Aku menusuk pasta, memasukkannya ke mulut, mengunyah, lalu menelan. Ambar tidak bergerak, tidak sedikit pun. Ia bahkan tampak tidak bernapas. Ia menatapku lekat, menunggu penilaian, menunggu aku mengatakan sesuatu. Aku meletakkan garpu, menyeka mulut dengan serbet, lalu menatap langsung ke matanya.
"Enak," kataku sederhana dan jujur, karena masakan ini memang luar biasa.
Ambar menggeleng, matanya dipenuhi air mata.
"Tidak," bisiknya. "Tidak, Anda bohong. Saya tidak pernah memasak dengan benar. Papa... Papa selalu bilang semua yang saya sentuh pasti rusak. Katanya saya bahkan tidak berguna untuk memanaskan air. Saya tidak berguna. Karena itu tidak ada yang menghargai saya. Saya tidak pantas untuk..."
Ia tidak bisa menyelesaikan kalimatnya. Tangis mencekiknya. Aku tidak berdiri. Aku tidak akan menyentuhnya. Kalau aku berdiri, kalau aku mendekat, ia akan lari. Sebagai gantinya, aku mengambil piringku, menukarnya dengan piringnya, lalu melanjutkan makan dari piring Ambar sambil menatapnya.
"Papamu," kataku di sela suapan, "bajingan."
Ambar mengangkat kepala, terkejut mendengar kata kasar yang baru saja kuucapkan. Tapi itu kebenaran.
"Dan kalau dia ada di sini," lanjutku sambil minum air, "aku sendiri yang akan mengajarinya cara berbicara kepada sebuah permata."
Aku meletakkan garpu, lalu mencondongkan tubuh di atas meja. Aku tidak menyentuhnya, tidak mendekat lebih jauh.

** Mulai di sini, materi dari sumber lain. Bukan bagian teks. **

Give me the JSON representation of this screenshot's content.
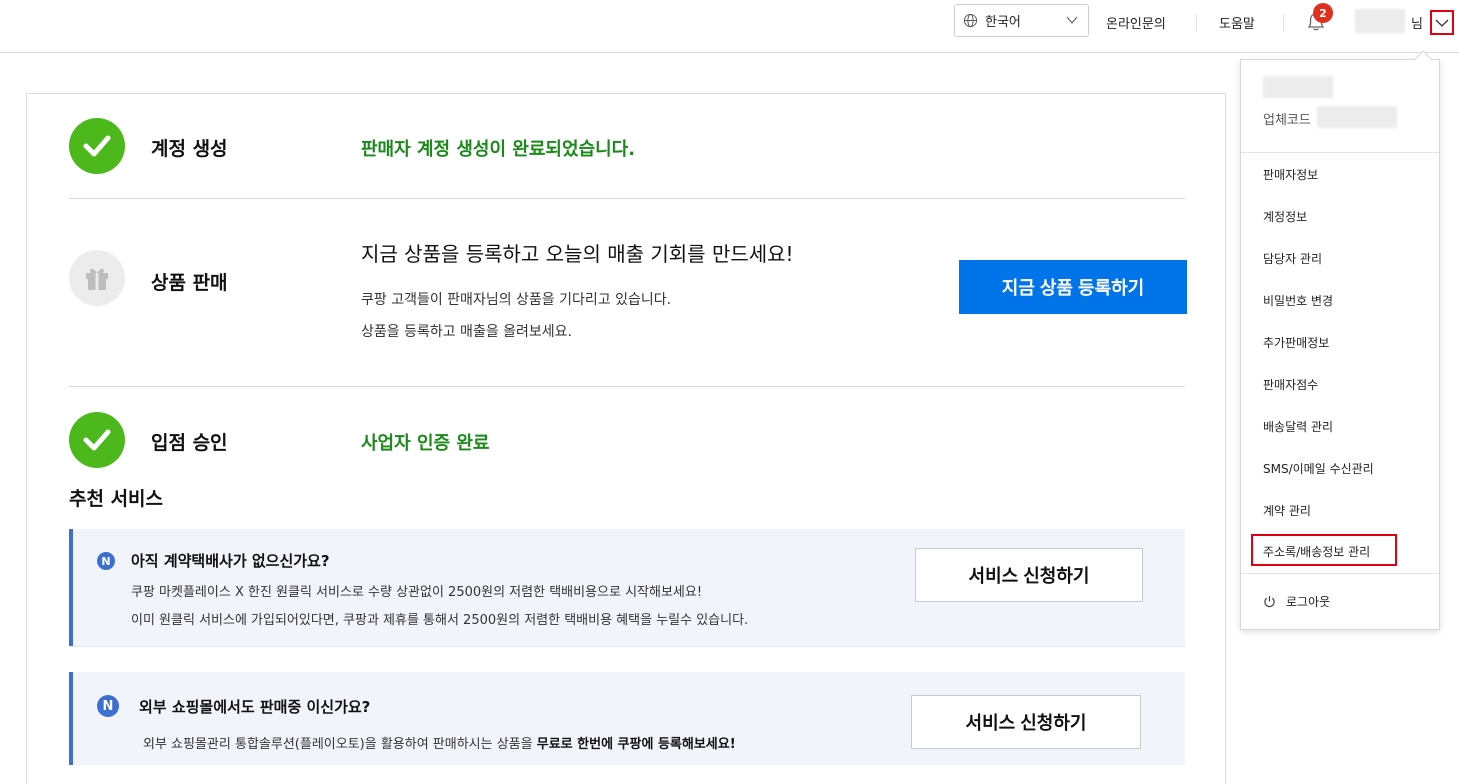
{
  "header": {
    "language": "한국어",
    "links": [
      "온라인문의",
      "도움말"
    ],
    "notification_count": "2",
    "user_suffix": "님"
  },
  "steps": [
    {
      "title": "계정 생성",
      "status": "판매자 계정 생성이 완료되었습니다."
    },
    {
      "title": "상품 판매",
      "headline": "지금 상품을 등록하고 오늘의 매출 기회를 만드세요!",
      "lines": [
        "쿠팡 고객들이 판매자님의 상품을 기다리고 있습니다.",
        "상품을 등록하고 매출을 올려보세요."
      ],
      "button": "지금 상품 등록하기"
    },
    {
      "title": "입점 승인",
      "status": "사업자 인증 완료"
    }
  ],
  "recommended": {
    "title": "추천 서비스",
    "services": [
      {
        "badge": "N",
        "title": "아직 계약택배사가 없으신가요?",
        "lines": [
          "쿠팡 마켓플레이스 X 한진 원클릭 서비스로 수량 상관없이 2500원의 저렴한 택배비용으로 시작해보세요!",
          "이미 원클릭 서비스에 가입되어있다면, 쿠팡과 제휴를 통해서 2500원의 저렴한 택배비용 혜택을 누릴수 있습니다."
        ],
        "button": "서비스 신청하기"
      },
      {
        "badge": "N",
        "title": "외부 쇼핑몰에서도 판매중 이신가요?",
        "desc_plain": "외부 쇼핑몰관리 통합솔루션(플레이오토)을 활용하여 판매하시는 상품을 ",
        "desc_bold": "무료로 한번에 쿠팡에 등록해보세요!",
        "button": "서비스 신청하기"
      }
    ]
  },
  "dropdown": {
    "code_label": "업체코드",
    "items": [
      "판매자정보",
      "계정정보",
      "담당자 관리",
      "비밀번호 변경",
      "추가판매정보",
      "판매자점수",
      "배송달력 관리",
      "SMS/이메일 수신관리",
      "계약 관리",
      "주소록/배송정보 관리"
    ],
    "logout": "로그아웃"
  },
  "colors": {
    "primary": "#0074e8",
    "success": "#4cb81c",
    "status_text": "#1b8a1b",
    "badge": "#e0301e",
    "highlight_box": "#e00012",
    "service_bg": "#f1f5fb",
    "service_accent": "#3c6fd0"
  }
}
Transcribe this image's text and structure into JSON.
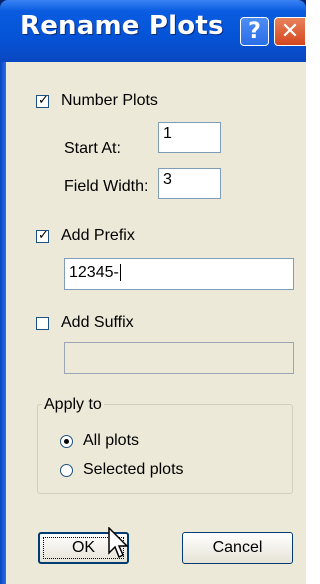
{
  "dialog": {
    "title": "Rename Plots",
    "help_label": "?",
    "close_label": "✕"
  },
  "number_plots": {
    "label": "Number Plots",
    "checked": true,
    "start_at_label": "Start At:",
    "start_at_value": "1",
    "field_width_label": "Field Width:",
    "field_width_value": "3"
  },
  "add_prefix": {
    "label": "Add Prefix",
    "checked": true,
    "value": "12345-"
  },
  "add_suffix": {
    "label": "Add Suffix",
    "checked": false,
    "value": ""
  },
  "apply_to": {
    "legend": "Apply to",
    "options": [
      {
        "label": "All plots",
        "selected": true
      },
      {
        "label": "Selected plots",
        "selected": false
      }
    ]
  },
  "buttons": {
    "ok_label": "OK",
    "cancel_label": "Cancel"
  },
  "colors": {
    "titlebar": "#0553d6",
    "dialog_bg": "#ece9d8",
    "close_button": "#d4471e"
  }
}
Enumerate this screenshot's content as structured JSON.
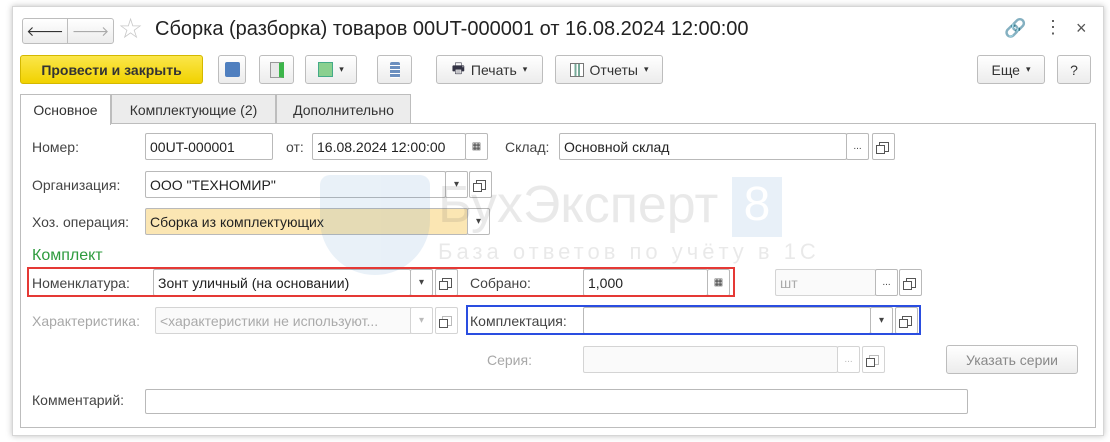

"Dengarkan aku, Ambar Ferraro," kataku seperti sumpah. "Di meja ini, di rumah ini, dalam hidupku... kamu bukan tidak berguna. Kamu tidak merusak apa pun." Aku menunjuk pasta itu. "Ini enak karena kamu yang membuatnya. Dan mulai sekarang, apa pun yang kamu sentuh bernilai emas. Mengerti?"
Tidak ada kata yang keluar darinya. Aku bisa melihatnya. Ambar tidak bicara, tidak juga bereaksi selain mengangguk sambil menyedot ingus seperti anak kecil. Aku bersandar di kursi dan memperhatikannya mengambil suapan pertama, gemetar, tidak percaya.
"Begitu," kataku lembut. "Pelan-pelan. Ratu makan lebih dulu. Utang makan di sudut. Hari ini kamu pilih ingin menjadi yang mana."
Dalam diam kami berdua makan. Aku melihatnya menghabiskan piringnya tanpa mengangkat wajah.
"Kecilku mau tambah?" Ia mengangguk. "Kecilku tidak perlu meminta izin untuk makan, mengambil sendiri, atau meminta sesuatu."
"Saya mau tambah, Tuan."
"Dengan satu syarat. Jangan panggil aku Tuan lagi. Aku suamimu, Ambar. Panggil aku dengan namaku."
Ia mengangguk. Aku menambahkan makanan ke piringnya, dan ia menghabiskannya. Ketika aku selesai makan, ia berdiri untuk membereskan piring. Sebelum ia menyentuh piringku, aku menggenggam tangannya. Ia gemetar seolah angin saja terasa berat.
"Masakan yang dibuat tangan-tangan ini sangat enak, bambina cantikku. Terima kasih."
Aku mencium tangannya, lalu berdiri dan mengusap rambutnya sebelum keluar dari ruang makan menuju ruang kerja. Ada beberapa berkas yang harus kuperiksa.
Ambar
Aku meletakkan piring-piring di wastafel, lalu ambruk. Berlutut di lantai, aku menangis tanpa henti. Akhirnya ada seseorang yang mengatakan aku melakukan sesuatu dengan benar. Akhirnya ada seseorang yang memberiku nilai.
Setelah selesai mencuci, aku naik ke kamar. Aku sedang berganti pakaian saat mendengar pintu dan langsung tersentak. Adrian masuk, tetapi begitu melihatku tanpa blus, ia segera membalikkan badan.
"Maaf. Kupikir kamu masih di bawah."
"Maaf, Tuan. Saya naik tanpa izin."
Ia menghela napas. "Ambar, sudah kubilang kamu boleh pergi dan melakukan apa pun yang kamu mau. Aku juga sudah bilang jangan panggil aku Tuan."
"Maaf, Adrian."
Ia berjalan ke lemari. Dalam dua detik ia keluar membawa sebuah gaun, lalu berdiri di depanku sambil menatap ke arah lain. Ia mengulurkan tangan, menyerahkan gaun itu kepadaku.
"Pakai ini. Kita akan pergi berbelanja dan membiarkan kota mengenal ratu Ferraro."
"Saya... tidak butuh... Anda sudah membeli banyak."
"Ini bukan soal apa yang kamu butuhkan, Ambar. Ini soal apa yang harus kamu beli. Pakaian, sepatu, perhiasan. Pakai itu."
"Tapi..."
"Ambar, istriku, perempuan Ferraro, tidak boleh berjalan di jalan seperti baru kutarik keluar dari tempat sampah."
Aku berpakaian cepat seolah ia baru saja memberiku perintah.
"Sudah."
Ia menatapku dan wajahnya menjadi serius. "Kalungnya."
Aku menunjuk meja rias. Aku takut merusaknya, jadi aku melepasnya.